While You Were Watching Your Vizio TV, Vizio Was Watching You

Vizio TV
Not that you were really watching “Pan.”

Over the past several years, television manufacturer Vizio has been rehabilitating its reputation as a bargain basement TV maker by shipping surprisingly high quality products at low prices. I myself have owned two of their sets, and I’ve been very complimentary of the surprisingly insightful design that goes into them.

All that good will may have been for naught, though, as it’s been revealed that these very same televisions have been engaging in rather nefarious, privacy-violating behavior. The FTC announced on Monday that it has settled a complaint against the company for tracking the exact content that consumers have been watching on its TVs without their consent.

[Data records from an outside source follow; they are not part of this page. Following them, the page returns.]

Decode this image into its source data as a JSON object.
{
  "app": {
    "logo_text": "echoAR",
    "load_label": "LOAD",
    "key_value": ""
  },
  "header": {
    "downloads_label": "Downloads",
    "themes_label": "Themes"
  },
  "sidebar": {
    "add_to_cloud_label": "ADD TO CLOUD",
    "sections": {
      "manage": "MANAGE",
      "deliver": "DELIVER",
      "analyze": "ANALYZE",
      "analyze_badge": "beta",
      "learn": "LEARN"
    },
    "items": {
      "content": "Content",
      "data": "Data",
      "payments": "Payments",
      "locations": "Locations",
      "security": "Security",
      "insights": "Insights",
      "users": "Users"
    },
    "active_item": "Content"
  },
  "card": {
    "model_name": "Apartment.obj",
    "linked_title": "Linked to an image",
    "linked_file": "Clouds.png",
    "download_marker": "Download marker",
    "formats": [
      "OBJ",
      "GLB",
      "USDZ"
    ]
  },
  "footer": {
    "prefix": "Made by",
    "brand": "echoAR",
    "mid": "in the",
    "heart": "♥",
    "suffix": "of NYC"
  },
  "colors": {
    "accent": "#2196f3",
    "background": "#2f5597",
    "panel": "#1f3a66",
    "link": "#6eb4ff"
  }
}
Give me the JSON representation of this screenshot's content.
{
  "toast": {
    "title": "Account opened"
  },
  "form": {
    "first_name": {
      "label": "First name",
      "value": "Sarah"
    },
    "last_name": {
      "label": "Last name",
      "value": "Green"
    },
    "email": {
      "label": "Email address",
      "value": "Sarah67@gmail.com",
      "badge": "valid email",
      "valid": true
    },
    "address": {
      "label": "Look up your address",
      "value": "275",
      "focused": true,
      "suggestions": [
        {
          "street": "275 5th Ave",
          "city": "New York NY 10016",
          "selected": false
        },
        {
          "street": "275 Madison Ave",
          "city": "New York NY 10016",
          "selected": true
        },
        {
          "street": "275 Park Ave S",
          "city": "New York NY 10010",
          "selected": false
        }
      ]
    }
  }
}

Starting in 2014, Vizio made TVs that automatically tracked what consumers were watching and transmitted that data back to its servers. Vizio even retrofitted older models by installing its tracking software remotely. All of this, the FTC and AG allege, was done without clearly telling consumers or getting their consent.

What did Vizio know about what was going on in the privacy of consumers’ homes? On a second-by-second basis, Vizio collected a selection of pixels on the screen that it matched to a database of TV, movie, and commercial content. What’s more, Vizio identified viewing data from cable or broadband service providers, set-top boxes, streaming devices, DVD players, and over-the-air broadcasts. Add it all up and Vizio captured as many as 100 billion data points each day from millions of TVs.

That’s a shocking and egregious example of the old adage that if a technology can be used for some nefarious purpose, it will be. Thankfully the FTC (and the New Jersey Attorney General) prevailed in this complaint, though it’s maybe worse news that the total settlement sum is just US$2.2 million. That hardly seems like a particularly disincentivizing figure for a company that was sold last year to Chinese tech company LeCo for US$2 billion. The amount is said to cover eleven million televisions that were either sold with or retrofitted with this unwanted feature starting in 2014. That works out to just 20¢ per unit. The precedent that this sets seems counterproductive; for a company whose products cost hundreds of dollars each, it seems like pretty straightforward economics to say that acquiring potentially valuable private data is worth a gamble of 20¢ per unit.